The Lancet researchers recognized that their verdict “conflict[ed] with most health guidelines, which espouse health benefits associated with consuming up to two drinks per day.” There are all sorts of peer-reviewed scientific studies that promote light-to-moderate drinking; here’s one from the Journal of the American College of Cardiology, and here’s a study promoting the health benefits of beer in the American Journal of the Medical Sciences.
But studies can be wrong; even scientists have their blind spots. Chodosh points out “two systematic errors” that have marred alcohol studies for years.

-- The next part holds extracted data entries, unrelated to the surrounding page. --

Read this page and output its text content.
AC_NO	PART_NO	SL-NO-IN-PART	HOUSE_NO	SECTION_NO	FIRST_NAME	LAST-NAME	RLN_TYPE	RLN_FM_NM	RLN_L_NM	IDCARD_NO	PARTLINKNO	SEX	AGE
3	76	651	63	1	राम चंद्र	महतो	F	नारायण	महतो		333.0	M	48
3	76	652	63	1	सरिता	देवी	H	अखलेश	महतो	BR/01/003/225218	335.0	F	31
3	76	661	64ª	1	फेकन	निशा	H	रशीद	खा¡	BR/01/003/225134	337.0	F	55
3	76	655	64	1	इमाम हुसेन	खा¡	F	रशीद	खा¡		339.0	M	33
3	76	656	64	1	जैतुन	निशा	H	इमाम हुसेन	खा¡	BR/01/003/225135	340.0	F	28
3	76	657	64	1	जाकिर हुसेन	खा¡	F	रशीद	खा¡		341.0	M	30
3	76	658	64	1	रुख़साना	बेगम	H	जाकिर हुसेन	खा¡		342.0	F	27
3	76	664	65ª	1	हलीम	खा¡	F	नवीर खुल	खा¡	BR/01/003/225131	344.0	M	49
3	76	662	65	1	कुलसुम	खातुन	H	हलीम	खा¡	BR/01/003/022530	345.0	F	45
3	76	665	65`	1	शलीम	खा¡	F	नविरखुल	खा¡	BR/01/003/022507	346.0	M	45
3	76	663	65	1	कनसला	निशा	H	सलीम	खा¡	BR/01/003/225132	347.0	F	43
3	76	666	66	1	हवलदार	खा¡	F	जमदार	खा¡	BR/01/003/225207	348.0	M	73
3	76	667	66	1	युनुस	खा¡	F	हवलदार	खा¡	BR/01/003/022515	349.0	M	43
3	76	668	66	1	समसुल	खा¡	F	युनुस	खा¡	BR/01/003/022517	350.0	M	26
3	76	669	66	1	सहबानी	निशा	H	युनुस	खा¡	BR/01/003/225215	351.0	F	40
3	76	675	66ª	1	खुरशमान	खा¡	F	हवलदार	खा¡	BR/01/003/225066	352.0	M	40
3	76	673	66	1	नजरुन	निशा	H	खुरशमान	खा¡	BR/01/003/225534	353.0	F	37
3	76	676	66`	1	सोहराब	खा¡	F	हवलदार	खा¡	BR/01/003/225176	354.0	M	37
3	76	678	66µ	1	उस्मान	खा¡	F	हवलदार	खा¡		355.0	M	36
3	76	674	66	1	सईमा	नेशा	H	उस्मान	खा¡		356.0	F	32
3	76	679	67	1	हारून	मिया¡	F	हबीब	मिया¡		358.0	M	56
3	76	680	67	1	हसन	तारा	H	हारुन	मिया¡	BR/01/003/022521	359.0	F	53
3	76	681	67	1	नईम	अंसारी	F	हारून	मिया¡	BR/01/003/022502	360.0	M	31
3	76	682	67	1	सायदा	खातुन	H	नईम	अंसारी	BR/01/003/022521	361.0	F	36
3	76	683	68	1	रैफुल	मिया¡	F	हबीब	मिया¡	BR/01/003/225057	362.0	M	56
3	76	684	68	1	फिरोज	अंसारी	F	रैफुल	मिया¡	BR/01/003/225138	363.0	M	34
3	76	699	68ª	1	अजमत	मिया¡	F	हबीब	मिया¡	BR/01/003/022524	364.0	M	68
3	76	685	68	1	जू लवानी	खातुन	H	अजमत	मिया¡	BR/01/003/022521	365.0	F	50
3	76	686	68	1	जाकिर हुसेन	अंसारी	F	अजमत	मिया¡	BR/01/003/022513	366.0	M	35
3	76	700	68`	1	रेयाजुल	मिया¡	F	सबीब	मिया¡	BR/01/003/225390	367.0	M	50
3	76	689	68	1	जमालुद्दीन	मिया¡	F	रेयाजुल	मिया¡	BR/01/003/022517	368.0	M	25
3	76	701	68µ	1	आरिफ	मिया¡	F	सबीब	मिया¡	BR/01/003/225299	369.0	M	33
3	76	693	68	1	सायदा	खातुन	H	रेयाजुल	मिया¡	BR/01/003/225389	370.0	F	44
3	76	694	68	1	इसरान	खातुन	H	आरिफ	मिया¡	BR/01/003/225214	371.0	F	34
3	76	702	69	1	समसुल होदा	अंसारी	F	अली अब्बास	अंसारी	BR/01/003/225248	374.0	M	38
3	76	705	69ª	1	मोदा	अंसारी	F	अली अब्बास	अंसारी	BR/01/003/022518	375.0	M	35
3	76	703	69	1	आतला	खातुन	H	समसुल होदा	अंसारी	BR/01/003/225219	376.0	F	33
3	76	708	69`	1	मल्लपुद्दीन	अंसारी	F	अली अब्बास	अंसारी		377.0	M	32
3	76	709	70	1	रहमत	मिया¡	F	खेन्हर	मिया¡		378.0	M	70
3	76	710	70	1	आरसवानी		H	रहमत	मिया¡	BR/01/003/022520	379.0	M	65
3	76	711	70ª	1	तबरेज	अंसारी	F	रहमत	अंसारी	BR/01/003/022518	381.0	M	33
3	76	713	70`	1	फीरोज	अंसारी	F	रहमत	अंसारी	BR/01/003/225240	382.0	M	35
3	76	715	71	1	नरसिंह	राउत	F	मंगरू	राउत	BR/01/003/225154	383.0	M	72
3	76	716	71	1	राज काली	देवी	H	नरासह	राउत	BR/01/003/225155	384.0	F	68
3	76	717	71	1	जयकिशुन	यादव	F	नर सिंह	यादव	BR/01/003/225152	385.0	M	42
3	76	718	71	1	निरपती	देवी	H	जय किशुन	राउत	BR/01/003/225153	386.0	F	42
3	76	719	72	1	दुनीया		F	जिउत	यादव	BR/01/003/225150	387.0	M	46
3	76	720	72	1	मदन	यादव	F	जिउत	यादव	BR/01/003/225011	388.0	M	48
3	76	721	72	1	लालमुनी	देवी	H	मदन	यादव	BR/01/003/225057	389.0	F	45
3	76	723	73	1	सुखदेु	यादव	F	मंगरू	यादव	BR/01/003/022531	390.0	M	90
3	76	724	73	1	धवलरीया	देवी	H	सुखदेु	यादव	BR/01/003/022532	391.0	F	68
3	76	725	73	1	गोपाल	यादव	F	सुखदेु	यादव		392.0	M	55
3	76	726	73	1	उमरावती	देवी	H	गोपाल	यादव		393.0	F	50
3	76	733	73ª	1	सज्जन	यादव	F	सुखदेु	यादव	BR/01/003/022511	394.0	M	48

The first: Studies that looked at alcohol’s effect on mortality have long controlled for obvious influencing factors like socioeconomic status whether a person smokes. But they don’t control for why a person stops drinking. Chodosh explains:
An analysis from 2007 by an international group of alcohol epidemiologists and addiction researchers, published in Annals of Epidemiology, notes that “as people progress into late middle and old age, their consumption of alcohol declines in tandem with ill health, frailty, dementia, and/or use of medications.” That decline means that, as people become less well—even if they’re not elderly—they will also tend to stop drinking. So when they enroll in a study on drinking and get lumped into the group of non-drinkers, they’ll artificially inflate the mortality risk—even though their deaths have nothing to do with alcohol abstention. It’s not that teetotaling made them more likely to die during the course of the study; it’s that being closer to death made them more likely to quit alcohol.
That same 2007 analysis found this error in almost every study on whether drinking protects against cardiovascular disease. When researchers only looked at studies that hadn’t committed this error, they couldn’t find any evidence that light drinking was good for the heart.
The second systematic error? Not accounting for why moderate drinkers are particularly healthy. Chodosh spoke with Tim Naimi, a physician and epidemiologist at Boston University School of Medicine and Public Health, to explain.
“People who in their teens or twenties begin to drink, don’t die or become alcoholics, and are able to maintain drinking at low levels—that’s a select group of drinkers,” says Naimi. And that means when epidemiologists go looking at people who are still moderate drinkers in middle age, they’re missing some key people. “If you look at people in midlife who are stable, moderate drinkers, that means they didn’t die from their drinking and they didn’t quit drinking….More than one-third of all deaths from alcohol occur before age 50,” explains Naimi. “That’s typically when people enroll in these cohort studies, but that’s when people who die from alcohol have been picked off.”
In other words, those who make it to middle age without ever developing an alcohol use disorder or dying from some other cause probably don’t owe their lower mortality risk to their drinking. They’re probably the kinds of people who do a lot of other healthy things—like eat well, exercise, and live a life of moderation. It’s likely not their drinking that’s helping them, it’s the other healthy choices they’ve made.